Al llegar a la entrada, removieron el portillo e ingresaron al cafetal. El paisaje ante ellos se teñía de un rojo intenso, como si los cafetos, cargados de frutos maduros, estuvieran bañados en sangre. Avanzaron en silencio por los estrechos carriles, sus pasos crujían sobre la tierra húmeda, cuando de repente, el compañero de Calderón detuvo la marcha, rompiendo la tensa calma.

—Calderón, mira lo que encontré —dijo el oficial, en voz baja.

—¿Qué encontraste, Nicholas? —respondió Roberto, girándose hacia él, con el corazón latiendo con fuerza.

El oficial Nicholas había encontrado un encendedor de la marca Lurker's, color plateado y  fabricado en 1923 en Alemania, oculto entre un manojo de hojas de café, como si alguien hubiera intentado esconderlo con desesperación. Calderón observó el objeto con atención, sopesando si podría ser una pista del asesino o simplemente un artículo perdido por algún trabajador.
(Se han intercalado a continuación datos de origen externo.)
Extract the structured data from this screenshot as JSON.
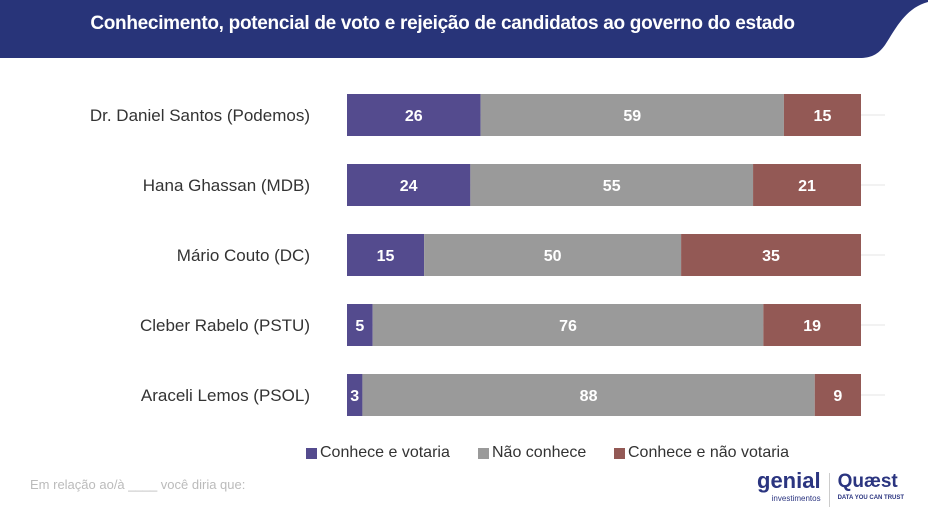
{
  "header": {
    "title": "Conhecimento, potencial de voto e rejeição de candidatos ao governo do estado",
    "bg": "#283479"
  },
  "chart_data": {
    "type": "bar",
    "stacked": true,
    "orientation": "horizontal",
    "categories": [
      "Dr. Daniel Santos (Podemos)",
      "Hana Ghassan (MDB)",
      "Mário Couto (DC)",
      "Cleber Rabelo (PSTU)",
      "Araceli Lemos (PSOL)"
    ],
    "series": [
      {
        "name": "Conhece e votaria",
        "values": [
          26,
          24,
          15,
          5,
          3
        ],
        "color": "#544b8e"
      },
      {
        "name": "Não conhece",
        "values": [
          59,
          55,
          50,
          76,
          88
        ],
        "color": "#9a9a9a"
      },
      {
        "name": "Conhece e não votaria",
        "values": [
          15,
          21,
          35,
          19,
          9
        ],
        "color": "#935955"
      }
    ],
    "xlim": [
      0,
      100
    ],
    "legend": "bottom",
    "grid": true
  },
  "footer": {
    "note": "Em relação ao/à ____ você diria que:",
    "logo1": "genial",
    "logo1_sub": "investimentos",
    "logo2": "Quæst",
    "logo2_sub": "DATA YOU CAN TRUST"
  }
}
—Buen trabajo, Nicholas, esto puede ser una pista —dijo Calderón, mientras le daba unas palmadas en la espalda a su compañero. Sin embargo, mientras guardaba el encendedor en una bolsa, una sensación incómoda se apoderó de él, como si una sombra invisible se hubiera deslizado sobre su hombro. Giró la cabeza rápidamente, pero solo vio los cafetos inmóviles bajo la bruma matutina.

Calderón y su compañero continuaron buscando pistas en el cafetal, moviéndose con cautela entre los cafetos. Sin embargo, una voz a la distancia los detuvo en seco. Con gran precaución, y manteniéndose en silencio, avanzaron unos minutos hasta que se encontraron con un hombre de estatura media, con bigote y cabello blanco. Estaba equipado con un machete grande y afilado, que manejaba con destreza mientras buscaba algo entre las matas de café. La actitud del hombre, concentrado y meticuloso, despertó la suspicacia en Calderón. ¿Qué podría estar buscando en un lugar como ese, tan cerca de la escena del crimen?
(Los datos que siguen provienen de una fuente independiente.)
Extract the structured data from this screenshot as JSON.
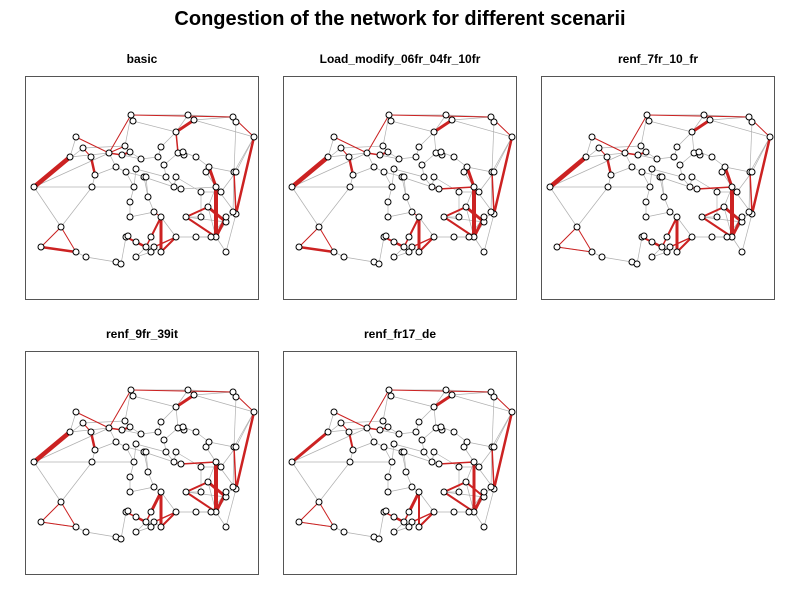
{
  "title": "Congestion of the network for different scenarii",
  "colors": {
    "congested": "#cc2222",
    "uncongested": "#b0b0b0",
    "node_fill": "#ffffff",
    "node_stroke": "#000000"
  },
  "panels": [
    {
      "id": "basic",
      "title": "basic"
    },
    {
      "id": "load",
      "title": "Load_modify_06fr_04fr_10fr"
    },
    {
      "id": "renf7",
      "title": "renf_7fr_10_fr"
    },
    {
      "id": "renf9",
      "title": "renf_9fr_39it"
    },
    {
      "id": "renf17",
      "title": "renf_fr17_de"
    }
  ]
}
—Disculpe, ¿necesita ayuda? —dijo Calderón, dejando que un toque de sarcasmo se deslizara en su voz.

—¿Quiénes son ustedes? —respondió el hombre, levantando el machete en dirección a los oficiales, sus ojos mostrando desconfianza.

—Mi nombre es Roberto Calderón y este es mi compañero, Nicholas Cárdenas. Somos oficiales de la comisaría de Cartago —respondió Calderón, manteniendo la calma y mostrando su placa.